Chi invece non intende fermarsi è il Santarcangelo. A dire il vero il 3-0 contro il Monza è un risultato rotondo che non ammette repliche. I clementini sfruttano l'entusiasmo del momento e qualunque cosa tocchino diventa punti e gol.

Le altre:

Il Mantova, sotto di due gol a Ferrara rimonta contro una Spal che Gadda ha rivitalizzato portando a ridosso delle zone nobili, ma è altresì vero che continua a imbarcare gol in modo pericoloso. L'Alessandria sfrutta il turno casalingo contro il Bra e con una cinquina continua la sua marcia (terzo successo di fila dei grigi).

Chiudono: Castiglione-Pergolettese 2-2; Cuneo-Bellaria 2-1; Torres-Rimini 2-0.

> Girone B:

Teramo esce bene dalla bolgia di Messina:

La squadra di Vincenzo Vivarini fa un figurone nei confronti di un Messina (1-1 il finale) bello fino alla trequarti (per voluta concessione degli ospiti), ma poco pungente in avanti. I diavoli biancorossi concedono molto poco e paradossalmente hanno un paio di occasioni importanti per vincere la partita (sempre su calcio da fermo).
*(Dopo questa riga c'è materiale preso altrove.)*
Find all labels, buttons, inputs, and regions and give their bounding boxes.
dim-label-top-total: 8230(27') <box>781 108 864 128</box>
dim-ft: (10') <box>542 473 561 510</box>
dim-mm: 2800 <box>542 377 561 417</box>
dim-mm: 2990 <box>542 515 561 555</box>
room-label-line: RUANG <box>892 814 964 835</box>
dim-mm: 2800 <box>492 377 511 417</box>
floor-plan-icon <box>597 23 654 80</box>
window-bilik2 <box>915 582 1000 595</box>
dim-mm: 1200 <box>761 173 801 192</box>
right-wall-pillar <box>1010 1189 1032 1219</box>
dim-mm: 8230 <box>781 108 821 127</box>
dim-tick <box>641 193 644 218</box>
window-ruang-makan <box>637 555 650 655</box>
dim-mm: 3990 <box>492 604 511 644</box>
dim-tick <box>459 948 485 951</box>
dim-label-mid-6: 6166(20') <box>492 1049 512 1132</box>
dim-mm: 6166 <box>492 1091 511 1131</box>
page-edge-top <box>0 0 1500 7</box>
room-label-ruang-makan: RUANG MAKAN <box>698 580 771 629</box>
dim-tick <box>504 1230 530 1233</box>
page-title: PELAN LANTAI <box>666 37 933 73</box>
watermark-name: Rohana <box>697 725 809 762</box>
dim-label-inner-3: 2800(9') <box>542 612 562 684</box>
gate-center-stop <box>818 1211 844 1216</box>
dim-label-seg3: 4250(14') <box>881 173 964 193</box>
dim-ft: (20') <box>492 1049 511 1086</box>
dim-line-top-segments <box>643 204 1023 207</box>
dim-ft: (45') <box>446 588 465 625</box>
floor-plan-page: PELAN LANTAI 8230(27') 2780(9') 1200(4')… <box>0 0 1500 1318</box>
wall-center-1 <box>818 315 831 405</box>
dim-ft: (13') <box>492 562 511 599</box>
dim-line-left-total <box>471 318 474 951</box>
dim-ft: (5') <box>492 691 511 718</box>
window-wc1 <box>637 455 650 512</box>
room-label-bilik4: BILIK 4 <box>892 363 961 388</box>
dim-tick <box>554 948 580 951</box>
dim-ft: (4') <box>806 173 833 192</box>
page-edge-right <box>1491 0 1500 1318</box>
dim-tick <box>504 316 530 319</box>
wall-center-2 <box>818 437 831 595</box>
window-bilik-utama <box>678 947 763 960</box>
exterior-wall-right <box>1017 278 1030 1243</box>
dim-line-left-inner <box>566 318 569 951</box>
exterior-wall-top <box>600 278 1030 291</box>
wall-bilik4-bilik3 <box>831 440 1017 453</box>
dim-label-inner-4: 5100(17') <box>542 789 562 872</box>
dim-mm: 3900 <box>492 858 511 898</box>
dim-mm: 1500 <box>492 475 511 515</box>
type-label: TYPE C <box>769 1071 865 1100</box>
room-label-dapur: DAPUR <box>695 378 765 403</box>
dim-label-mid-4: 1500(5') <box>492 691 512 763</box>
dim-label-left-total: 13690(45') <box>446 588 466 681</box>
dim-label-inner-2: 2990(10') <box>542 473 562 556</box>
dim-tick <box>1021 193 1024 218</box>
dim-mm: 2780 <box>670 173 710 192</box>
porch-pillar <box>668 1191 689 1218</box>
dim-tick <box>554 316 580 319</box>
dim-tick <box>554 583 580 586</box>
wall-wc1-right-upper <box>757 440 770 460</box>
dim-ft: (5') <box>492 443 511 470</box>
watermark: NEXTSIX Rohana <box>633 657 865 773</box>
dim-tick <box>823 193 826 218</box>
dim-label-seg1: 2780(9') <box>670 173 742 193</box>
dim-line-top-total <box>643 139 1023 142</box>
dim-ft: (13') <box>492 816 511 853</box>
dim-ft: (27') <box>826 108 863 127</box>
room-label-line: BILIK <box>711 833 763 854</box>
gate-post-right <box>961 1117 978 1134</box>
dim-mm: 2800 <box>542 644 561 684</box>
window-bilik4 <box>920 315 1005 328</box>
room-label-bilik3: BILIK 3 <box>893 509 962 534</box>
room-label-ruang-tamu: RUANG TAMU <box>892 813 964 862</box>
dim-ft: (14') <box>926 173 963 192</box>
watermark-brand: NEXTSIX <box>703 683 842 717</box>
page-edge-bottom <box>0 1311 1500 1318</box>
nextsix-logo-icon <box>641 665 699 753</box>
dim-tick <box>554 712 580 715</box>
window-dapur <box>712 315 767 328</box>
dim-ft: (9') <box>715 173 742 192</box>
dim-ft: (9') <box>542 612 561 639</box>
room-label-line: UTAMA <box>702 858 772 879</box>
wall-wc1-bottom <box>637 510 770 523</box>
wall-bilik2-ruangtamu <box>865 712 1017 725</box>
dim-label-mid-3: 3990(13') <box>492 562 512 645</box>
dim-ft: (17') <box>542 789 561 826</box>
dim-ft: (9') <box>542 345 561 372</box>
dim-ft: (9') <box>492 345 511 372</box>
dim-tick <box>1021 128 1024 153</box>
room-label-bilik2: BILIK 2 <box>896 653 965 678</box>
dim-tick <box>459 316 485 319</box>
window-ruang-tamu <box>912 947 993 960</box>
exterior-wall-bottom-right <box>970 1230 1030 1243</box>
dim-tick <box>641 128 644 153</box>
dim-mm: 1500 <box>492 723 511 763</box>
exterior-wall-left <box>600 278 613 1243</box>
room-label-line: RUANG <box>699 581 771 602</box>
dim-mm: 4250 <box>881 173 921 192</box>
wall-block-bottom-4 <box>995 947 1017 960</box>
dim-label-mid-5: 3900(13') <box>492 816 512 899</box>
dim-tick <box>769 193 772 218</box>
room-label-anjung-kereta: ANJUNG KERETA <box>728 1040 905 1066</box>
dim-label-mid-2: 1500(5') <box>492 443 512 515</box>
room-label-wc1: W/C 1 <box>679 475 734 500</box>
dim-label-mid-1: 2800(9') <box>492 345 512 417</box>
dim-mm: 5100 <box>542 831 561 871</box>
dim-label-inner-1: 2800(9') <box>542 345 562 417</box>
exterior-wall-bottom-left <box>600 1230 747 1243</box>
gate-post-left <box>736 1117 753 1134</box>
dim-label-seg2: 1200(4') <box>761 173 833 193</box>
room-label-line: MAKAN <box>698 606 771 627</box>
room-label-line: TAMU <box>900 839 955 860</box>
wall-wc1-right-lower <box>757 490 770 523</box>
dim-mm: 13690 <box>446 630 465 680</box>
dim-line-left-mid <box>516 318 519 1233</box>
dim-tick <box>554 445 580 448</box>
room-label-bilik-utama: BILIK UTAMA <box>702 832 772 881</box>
Cosenza si torna a sorridere in casa:

C'è voluto un gol nel finale di Calderini per rompere il bunker di un Martina ordinato e attento per far esplodere il "San Vito". Una rete pesante che consente ai calabresi di poter guardare al futuro con più fiducia. Non era facile giocare contro una squadra - quella di Bocchini - rintanata in difesa e pronta a chiudere tutti gli spazi agli avanti silani.

Le altre:

L'Aversa Normanna con una prova tutto cuore sconfigge un Foggia più ingenuo che deludente (3-1). Il derby tra Arzanese e Ischia termina sull'1-1 e mister Sasà Marra non riesce a regalarsi un successo per festeggiare i suoi quarant'anni (compiuti ieri).

Chiudono: Melfi-Sorrento 0-0; Poggibonsi-Gavorrano 1-0; Tuttocuoio-Aprilia 1-1; Chieti-Casertana 1-1.